Mudança é privilégio – eu disse certa vez, sem saber que as lentas mudanças de espírito, e outras tantas avassaladoras e instantâneas, foram mais do que circunstâncias que precisaram ser vividas. Elas se tornaram meu eu. E, por serem eu, também estão fadadas a passar. Porque, ainda bem, é sempre possível mudar de novo. A ferida muda e vira cicatriz, a cicatriz muda e vira lição, a lição muda e vira a própria a construção da vida. O lagarta muda e vira casulo, o casulo muda e vira borboleta, a borboleta muda e vira metáfora. A metáfora muda e vira tinta eternizada debaixo da pele – porque, quando as mudanças deixam ir, elas também revelam o que fica.

Foi quando, enquanto desempacotava objetos de cozinha comprados especialmente para a nova morada, eu me dei conta de que – de fato – não existe o momento ideal em que nos encontramos preparados para receber aquilo que se transforma. O esforço para carregar as caixas e para sair do casulo naturalmente nos torna desprevenidos. Mas – por escolha ou imposição – a gente encara. E suporta. E sobrevive. E sorri. E se permite finalmente um pouco de orgulho por ser o que somos – com tudo o que deixamos pra trás e tudo o que acrescentamos. E por ter mudado então a gente dá graças – ao que se acredita sagrado, ou aos pares de mãos que dividiram os pesos da caixa – porque, quando as mudanças deixam ir, elas também revelam quem fica.
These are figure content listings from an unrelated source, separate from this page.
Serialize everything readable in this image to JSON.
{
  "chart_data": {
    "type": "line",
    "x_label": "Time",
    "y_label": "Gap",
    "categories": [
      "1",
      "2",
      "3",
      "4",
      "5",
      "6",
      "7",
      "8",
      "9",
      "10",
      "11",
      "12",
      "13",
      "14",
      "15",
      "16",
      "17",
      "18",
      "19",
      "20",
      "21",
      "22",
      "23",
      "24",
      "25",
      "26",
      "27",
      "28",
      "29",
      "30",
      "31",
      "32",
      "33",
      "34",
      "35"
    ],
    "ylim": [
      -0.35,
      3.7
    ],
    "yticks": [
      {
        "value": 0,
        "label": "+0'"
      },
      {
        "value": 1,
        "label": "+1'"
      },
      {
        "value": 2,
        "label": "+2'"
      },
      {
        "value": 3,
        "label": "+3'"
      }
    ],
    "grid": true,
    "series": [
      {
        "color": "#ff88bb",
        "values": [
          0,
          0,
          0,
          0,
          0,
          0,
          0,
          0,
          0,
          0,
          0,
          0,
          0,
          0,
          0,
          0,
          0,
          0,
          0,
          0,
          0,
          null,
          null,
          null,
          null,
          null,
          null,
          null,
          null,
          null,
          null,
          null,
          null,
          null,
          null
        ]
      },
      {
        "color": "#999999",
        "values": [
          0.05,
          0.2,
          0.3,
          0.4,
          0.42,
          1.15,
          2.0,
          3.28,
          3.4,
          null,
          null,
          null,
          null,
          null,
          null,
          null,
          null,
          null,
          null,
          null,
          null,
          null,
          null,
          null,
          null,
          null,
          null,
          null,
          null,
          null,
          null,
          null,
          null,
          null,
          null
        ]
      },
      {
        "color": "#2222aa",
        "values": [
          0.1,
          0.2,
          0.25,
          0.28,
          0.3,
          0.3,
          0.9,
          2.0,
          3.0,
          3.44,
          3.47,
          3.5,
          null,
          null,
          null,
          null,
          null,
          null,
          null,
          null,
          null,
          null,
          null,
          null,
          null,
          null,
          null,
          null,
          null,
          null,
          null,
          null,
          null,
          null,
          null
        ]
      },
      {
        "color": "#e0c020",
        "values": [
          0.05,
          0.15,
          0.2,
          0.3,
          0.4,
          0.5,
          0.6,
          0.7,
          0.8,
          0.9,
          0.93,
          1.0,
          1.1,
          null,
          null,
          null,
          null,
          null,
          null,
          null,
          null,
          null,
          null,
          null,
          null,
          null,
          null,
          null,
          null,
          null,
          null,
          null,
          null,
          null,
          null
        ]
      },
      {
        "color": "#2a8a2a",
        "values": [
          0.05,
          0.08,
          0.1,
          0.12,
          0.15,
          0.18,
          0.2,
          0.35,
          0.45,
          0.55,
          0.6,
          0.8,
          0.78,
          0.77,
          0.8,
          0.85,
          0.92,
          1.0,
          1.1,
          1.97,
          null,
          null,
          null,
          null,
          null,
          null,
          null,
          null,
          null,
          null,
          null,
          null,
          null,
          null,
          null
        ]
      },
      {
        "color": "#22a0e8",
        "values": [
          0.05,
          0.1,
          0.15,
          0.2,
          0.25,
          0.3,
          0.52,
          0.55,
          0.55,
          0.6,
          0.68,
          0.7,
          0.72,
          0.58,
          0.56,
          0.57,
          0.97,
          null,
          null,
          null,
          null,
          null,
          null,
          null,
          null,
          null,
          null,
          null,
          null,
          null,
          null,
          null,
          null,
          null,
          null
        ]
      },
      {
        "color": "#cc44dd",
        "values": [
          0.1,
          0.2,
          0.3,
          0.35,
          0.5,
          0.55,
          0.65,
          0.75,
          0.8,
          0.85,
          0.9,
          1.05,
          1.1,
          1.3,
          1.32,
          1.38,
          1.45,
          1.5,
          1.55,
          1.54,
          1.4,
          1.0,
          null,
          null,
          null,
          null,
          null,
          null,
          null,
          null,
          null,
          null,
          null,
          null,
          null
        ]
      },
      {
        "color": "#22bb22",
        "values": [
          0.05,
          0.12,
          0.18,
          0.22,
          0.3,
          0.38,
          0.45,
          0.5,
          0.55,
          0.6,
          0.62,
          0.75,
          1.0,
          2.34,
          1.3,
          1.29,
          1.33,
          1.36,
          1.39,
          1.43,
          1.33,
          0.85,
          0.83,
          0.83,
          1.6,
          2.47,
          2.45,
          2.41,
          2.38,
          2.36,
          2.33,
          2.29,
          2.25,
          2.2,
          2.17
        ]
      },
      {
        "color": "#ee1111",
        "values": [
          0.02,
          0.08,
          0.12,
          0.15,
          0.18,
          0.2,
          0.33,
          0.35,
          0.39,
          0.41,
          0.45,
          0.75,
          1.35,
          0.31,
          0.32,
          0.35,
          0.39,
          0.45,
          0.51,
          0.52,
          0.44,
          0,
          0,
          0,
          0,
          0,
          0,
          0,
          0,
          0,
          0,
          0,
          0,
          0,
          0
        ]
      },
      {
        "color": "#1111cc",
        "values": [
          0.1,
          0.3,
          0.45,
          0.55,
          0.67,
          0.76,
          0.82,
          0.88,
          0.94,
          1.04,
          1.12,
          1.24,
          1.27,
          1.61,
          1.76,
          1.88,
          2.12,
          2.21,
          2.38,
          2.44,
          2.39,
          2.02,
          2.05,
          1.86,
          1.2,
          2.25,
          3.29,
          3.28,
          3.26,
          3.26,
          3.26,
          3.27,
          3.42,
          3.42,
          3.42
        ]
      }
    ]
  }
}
Agradeci sorrateiramente pelo eu que se formou enquanto estive distraída. Deixei um porta-guardanapos cair de volta dentro da caixa e sorri abobalhada para a parede branca à minha frente. Ela devolveu brancura, e o riso insistiu. Gargalhei tresvariada para o apartamento em partes vazio e gargalhei ainda mais ao ouvir o eco do meu próprio riso – era o meu novo eu respondendo que estava tudo bem? Gargalhamos juntos. Então puxei outra caixa onde uma etiqueta anunciava o aviso de “Frágil”. Rasguei-a com a força de um só gesto, e do pudor da nudez que me arrebatara ao fazer o processo inverso, descobri que nada sobrara. Bem sabia que, embora os últimos trechos houvessem me catalogado vastos calos nos pés, de frágil eu nada tinha. Desbravei o conteúdo dentro do papelão – o riso ainda estampado no rosto. Lembrei que sem o peso das caixas e o medo do casulo a gente nunca muda. Olhei para o teto, rindo para o meu mais novo céu. Quem nasceu com o dom das asas não esquece como se voa. Já era hora de ser meu recém-chegado eu. E então não ser mais. O instante é o meu novo lar.